There’s the company who makes you want to count the dishes after they leave — not because you think they stole anything, but because you need to know how many dirty plates and cups they left sitting in various odd locations throughout the house.

And then there is the company that comes out of nowhere, with no warning. Last week I got a call from my daughter the day I was to pick her up from college for Thanksgiving break.

“Mom, can you give Susie [not her name] a ride home, too?”

“Sure, no problem.” It was 38 degrees and raining.
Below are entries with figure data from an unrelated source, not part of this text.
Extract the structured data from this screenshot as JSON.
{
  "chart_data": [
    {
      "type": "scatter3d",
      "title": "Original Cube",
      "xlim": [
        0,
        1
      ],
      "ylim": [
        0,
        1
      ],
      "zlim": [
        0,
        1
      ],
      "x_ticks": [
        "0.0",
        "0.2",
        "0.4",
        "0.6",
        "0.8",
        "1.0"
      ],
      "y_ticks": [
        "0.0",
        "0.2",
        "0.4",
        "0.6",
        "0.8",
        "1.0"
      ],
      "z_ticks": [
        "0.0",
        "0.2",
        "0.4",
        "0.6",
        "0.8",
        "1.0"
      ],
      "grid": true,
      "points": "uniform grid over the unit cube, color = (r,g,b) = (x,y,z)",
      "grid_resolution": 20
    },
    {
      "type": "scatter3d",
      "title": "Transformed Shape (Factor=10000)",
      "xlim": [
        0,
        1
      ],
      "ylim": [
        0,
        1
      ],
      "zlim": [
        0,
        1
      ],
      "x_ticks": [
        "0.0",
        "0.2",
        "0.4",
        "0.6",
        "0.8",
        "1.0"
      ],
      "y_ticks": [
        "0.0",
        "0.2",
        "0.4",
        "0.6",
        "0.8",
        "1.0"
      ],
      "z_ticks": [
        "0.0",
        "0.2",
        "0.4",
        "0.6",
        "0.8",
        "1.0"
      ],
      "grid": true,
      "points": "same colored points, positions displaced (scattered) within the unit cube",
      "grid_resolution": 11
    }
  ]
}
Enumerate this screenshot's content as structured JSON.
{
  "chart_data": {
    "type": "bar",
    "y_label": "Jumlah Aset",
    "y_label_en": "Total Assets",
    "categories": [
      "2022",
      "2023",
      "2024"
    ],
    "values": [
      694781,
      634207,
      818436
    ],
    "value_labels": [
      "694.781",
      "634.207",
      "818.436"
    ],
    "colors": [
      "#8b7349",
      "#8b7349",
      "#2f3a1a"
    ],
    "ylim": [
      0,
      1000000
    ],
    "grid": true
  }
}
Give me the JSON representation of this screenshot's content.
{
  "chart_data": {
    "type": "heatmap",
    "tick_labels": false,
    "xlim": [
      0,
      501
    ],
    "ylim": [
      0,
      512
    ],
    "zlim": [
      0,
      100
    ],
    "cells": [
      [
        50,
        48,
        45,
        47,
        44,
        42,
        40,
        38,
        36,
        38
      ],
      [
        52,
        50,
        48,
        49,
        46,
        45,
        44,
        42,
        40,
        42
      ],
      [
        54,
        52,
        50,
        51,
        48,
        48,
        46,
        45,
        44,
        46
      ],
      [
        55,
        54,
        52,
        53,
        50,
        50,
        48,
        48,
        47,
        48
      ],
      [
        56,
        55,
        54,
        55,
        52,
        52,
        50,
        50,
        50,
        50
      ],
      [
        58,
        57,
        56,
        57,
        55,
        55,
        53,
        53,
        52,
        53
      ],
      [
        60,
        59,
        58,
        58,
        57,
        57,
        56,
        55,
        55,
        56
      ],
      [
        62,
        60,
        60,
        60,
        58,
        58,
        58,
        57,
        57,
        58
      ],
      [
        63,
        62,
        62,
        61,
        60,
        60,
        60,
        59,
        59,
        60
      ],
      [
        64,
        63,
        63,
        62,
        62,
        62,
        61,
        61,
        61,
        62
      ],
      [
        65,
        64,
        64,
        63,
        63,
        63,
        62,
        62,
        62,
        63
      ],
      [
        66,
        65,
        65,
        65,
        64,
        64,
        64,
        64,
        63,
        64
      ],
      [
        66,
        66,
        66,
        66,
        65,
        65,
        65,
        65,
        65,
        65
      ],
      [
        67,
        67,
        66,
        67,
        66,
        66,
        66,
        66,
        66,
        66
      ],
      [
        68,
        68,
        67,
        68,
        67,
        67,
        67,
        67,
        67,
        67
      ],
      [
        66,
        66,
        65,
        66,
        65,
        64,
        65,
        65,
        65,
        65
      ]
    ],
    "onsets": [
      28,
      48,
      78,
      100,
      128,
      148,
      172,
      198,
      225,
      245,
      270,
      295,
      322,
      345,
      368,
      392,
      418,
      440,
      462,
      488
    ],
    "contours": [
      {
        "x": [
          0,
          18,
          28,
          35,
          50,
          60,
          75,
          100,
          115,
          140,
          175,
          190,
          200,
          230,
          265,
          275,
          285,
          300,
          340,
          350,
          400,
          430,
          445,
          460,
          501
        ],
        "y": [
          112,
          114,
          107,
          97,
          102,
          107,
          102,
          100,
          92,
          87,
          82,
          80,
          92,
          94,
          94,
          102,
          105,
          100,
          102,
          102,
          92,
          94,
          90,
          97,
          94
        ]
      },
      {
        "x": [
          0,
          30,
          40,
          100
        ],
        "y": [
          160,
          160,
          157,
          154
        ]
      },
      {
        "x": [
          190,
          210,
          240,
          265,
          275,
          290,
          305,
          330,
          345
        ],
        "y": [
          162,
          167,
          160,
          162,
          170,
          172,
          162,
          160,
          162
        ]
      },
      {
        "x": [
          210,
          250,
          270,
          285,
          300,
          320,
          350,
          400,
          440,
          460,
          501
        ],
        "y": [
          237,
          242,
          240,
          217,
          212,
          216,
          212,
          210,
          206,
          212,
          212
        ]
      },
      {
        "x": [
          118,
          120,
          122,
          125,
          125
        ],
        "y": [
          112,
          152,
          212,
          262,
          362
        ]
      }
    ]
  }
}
I was sure her mom would appreciate not having to go out in that.

“And can she maybe spend the night?”

“Yeah, that’s fine.” After all, Susie’s mom lives 15 minutes away from my house and the less time spent driving that cold rainy night, the better.

“And, um, maybe would it be ok if she spent the weekend, too?”
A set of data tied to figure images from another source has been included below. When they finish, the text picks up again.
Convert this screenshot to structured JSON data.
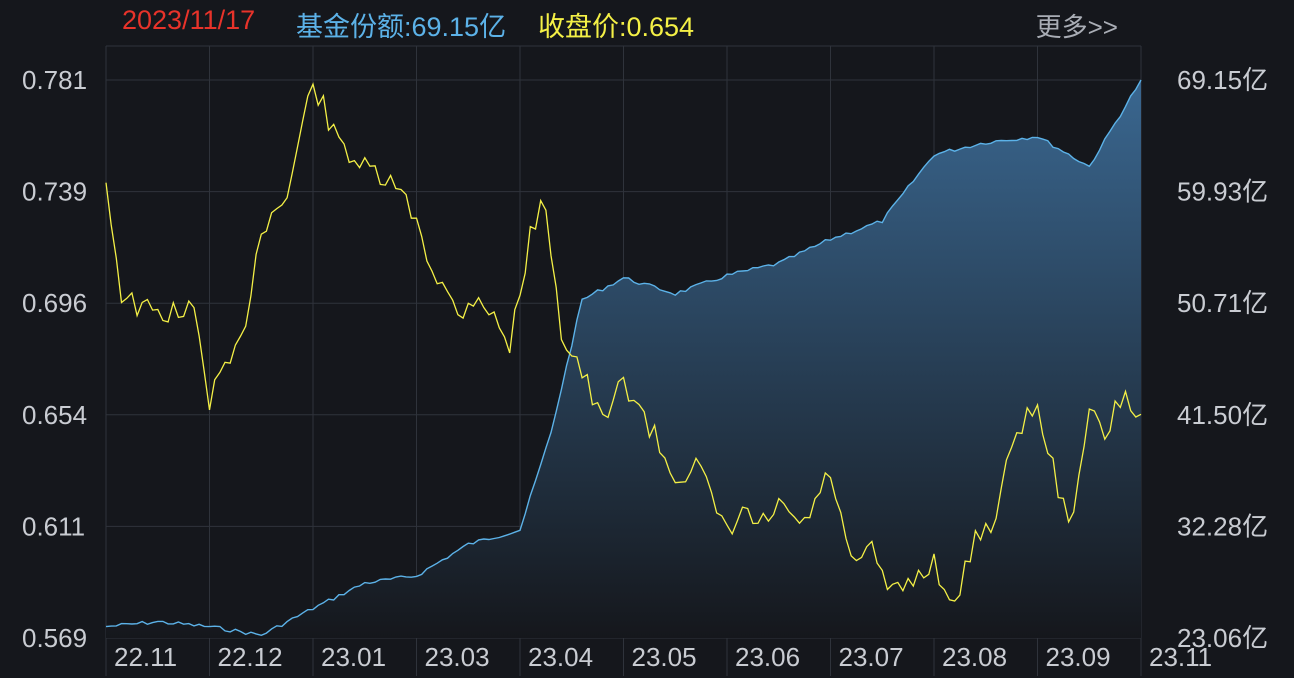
{
  "header": {
    "date": "2023/11/17",
    "share_text": "基金份额:69.15亿",
    "close_text": "收盘价:0.654",
    "more_label": "更多>>"
  },
  "colors": {
    "background": "#15171c",
    "grid": "#2f333b",
    "date": "#e8332a",
    "share": "#5cb2e8",
    "close": "#f4f046",
    "area_fill_top": "#3a6790",
    "area_fill_bottom": "#15171c"
  },
  "chart_data": {
    "type": "line",
    "x_ticks": [
      "22.11",
      "22.12",
      "23.01",
      "23.03",
      "23.04",
      "23.05",
      "23.06",
      "23.07",
      "23.08",
      "23.09",
      "23.11"
    ],
    "left_axis": {
      "ticks": [
        "0.781",
        "0.739",
        "0.696",
        "0.654",
        "0.611",
        "0.569"
      ],
      "ylim": [
        0.569,
        0.781
      ]
    },
    "right_axis": {
      "ticks": [
        "69.15亿",
        "59.93亿",
        "50.71亿",
        "41.50亿",
        "32.28亿",
        "23.06亿"
      ],
      "ylim": [
        23.06,
        69.15
      ]
    },
    "grid": true,
    "series": [
      {
        "name": "基金份额",
        "axis": "right",
        "style": "area",
        "color": "#5cb2e8",
        "x": [
          0,
          0.5,
          1,
          1.5,
          2,
          2.5,
          3,
          3.5,
          4,
          4.3,
          4.6,
          5,
          5.5,
          6,
          6.5,
          7,
          7.5,
          8,
          8.5,
          9,
          9.5,
          10
        ],
        "y": [
          24.0,
          24.4,
          24.0,
          23.3,
          25.5,
          27.6,
          28.2,
          30.8,
          32.0,
          40.0,
          51.0,
          52.8,
          51.5,
          53.0,
          54.0,
          56.0,
          57.5,
          63.0,
          64.0,
          64.5,
          62.0,
          69.15
        ]
      },
      {
        "name": "收盘价",
        "axis": "left",
        "style": "line",
        "color": "#f4f046",
        "x": [
          0,
          0.15,
          0.3,
          0.5,
          0.7,
          0.85,
          1,
          1.3,
          1.5,
          1.75,
          2,
          2.2,
          2.5,
          2.8,
          3,
          3.15,
          3.4,
          3.6,
          3.9,
          4.1,
          4.25,
          4.4,
          4.6,
          4.8,
          5,
          5.2,
          5.5,
          5.7,
          6,
          6.15,
          6.3,
          6.5,
          6.75,
          7,
          7.2,
          7.4,
          7.6,
          8,
          8.2,
          8.4,
          8.6,
          8.8,
          9,
          9.1,
          9.3,
          9.5,
          9.65,
          9.8,
          10
        ],
        "y": [
          0.742,
          0.7,
          0.695,
          0.692,
          0.693,
          0.693,
          0.66,
          0.68,
          0.725,
          0.737,
          0.781,
          0.76,
          0.747,
          0.74,
          0.728,
          0.71,
          0.692,
          0.7,
          0.68,
          0.722,
          0.735,
          0.685,
          0.67,
          0.65,
          0.667,
          0.653,
          0.63,
          0.635,
          0.608,
          0.617,
          0.611,
          0.618,
          0.612,
          0.632,
          0.596,
          0.602,
          0.585,
          0.598,
          0.58,
          0.608,
          0.615,
          0.65,
          0.655,
          0.642,
          0.61,
          0.655,
          0.645,
          0.66,
          0.654
        ]
      }
    ]
  }
}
“It’s a long story. I’ll tell you later, ok? But can she? Spend the weekend? If she needs to?”

“Well, of course, but–” What?

Incredibly, Susie’s mom had told her it would be best if she found another place to stay Thanksgiving weekend. Let me clarify something here. Susie and my daughter have been friends for more than six years. Susie is smart, cheerful, funny and loving. She has a smile that could light up three square city blocks. I’ve helped her get ready for prom, told her when she went overboard with makeup and even curled her hair, for godsakes. This is not a bad kid. I can not imagine her doing anything that would make her mother ban her from home.

So I was stunned.

Wednesday night I found myself sitting on the couch watching football with Susie while my daughter escaped to her room for a private phone conversation with her sort-of boyfriend. And Susie turned to me and said, “I just don’t know what to do about my mom.” And I heard her side of the story.
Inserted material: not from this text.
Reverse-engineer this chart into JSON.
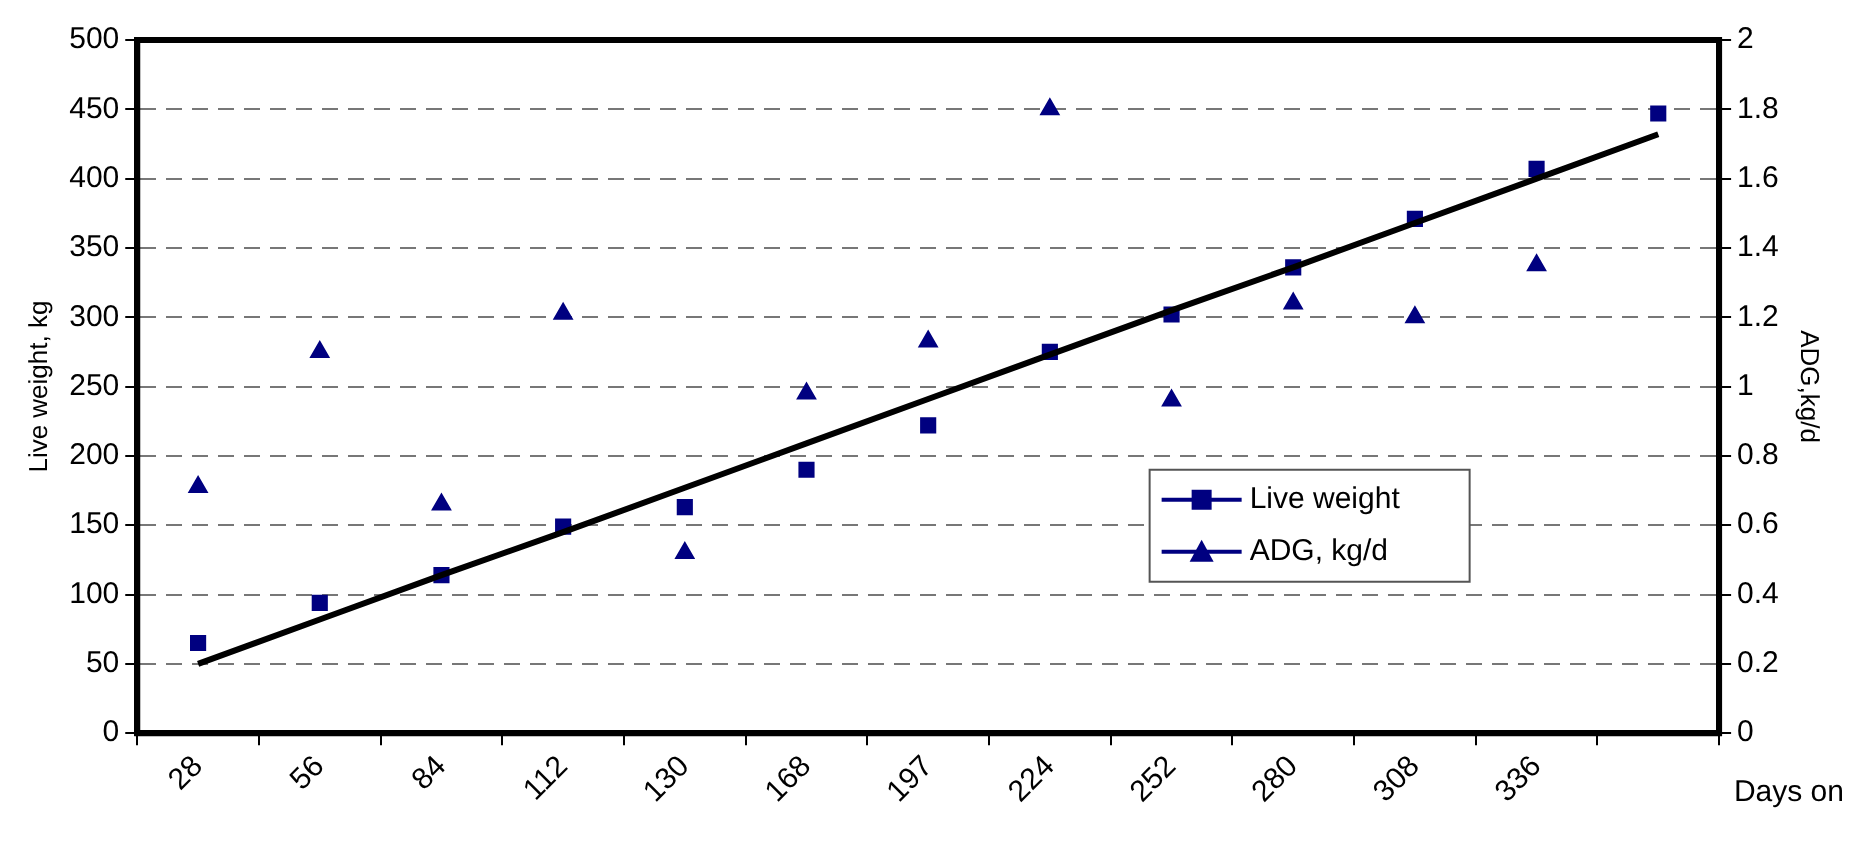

I’ll be the first to tell you, my kids are far from perfect. They have on occasion caused me to feel extremes of anger, sadness, hurt and disappointment. But I know, way down deep in that unconditional place where mothers know these things, that there is nothing they could do or say that would ever make me tell them they could not come home. So it doesn’t even matter to me what Susie might have done, there is just no excuse for this banishment. Do I sound judgmental and full of condemnation? Imagine that.

Seeing the hurt and confusion on that sweet face, hearing the vulnerability in her voice just broke my heart. And hearing her thank me repeatedly while in the same breath she apologizes for the “inconvenience” of me having to take her in this weekend makes me see red.

Unfortunately, I know her mom well enough to make conversation, but not well enough to call and ask what the hell she thinks she’s doing. Plus I’ve learned that the best intentions are usually the worst reason for doing anything.

When there is nothing you can do, you need to do something else. So today the kids will rake some leaves. If that isn’t penance enough for imagined sins, on Sunday they will help me bake Christmas cookies. I’ll probably force them to eat a few, maybe even insist they take some back to school. That should erase any lingering guilt about accepting impromptu hospitality.

Company. The good, the bad and the can’t-wait-til-they-leave. I thought I’d seen it all. Until this weekend brought a new kind, one not previously encountered. The kind you want to hold close and comfort and yet, at the same time, the kind you hope you never need to entertain, ever again.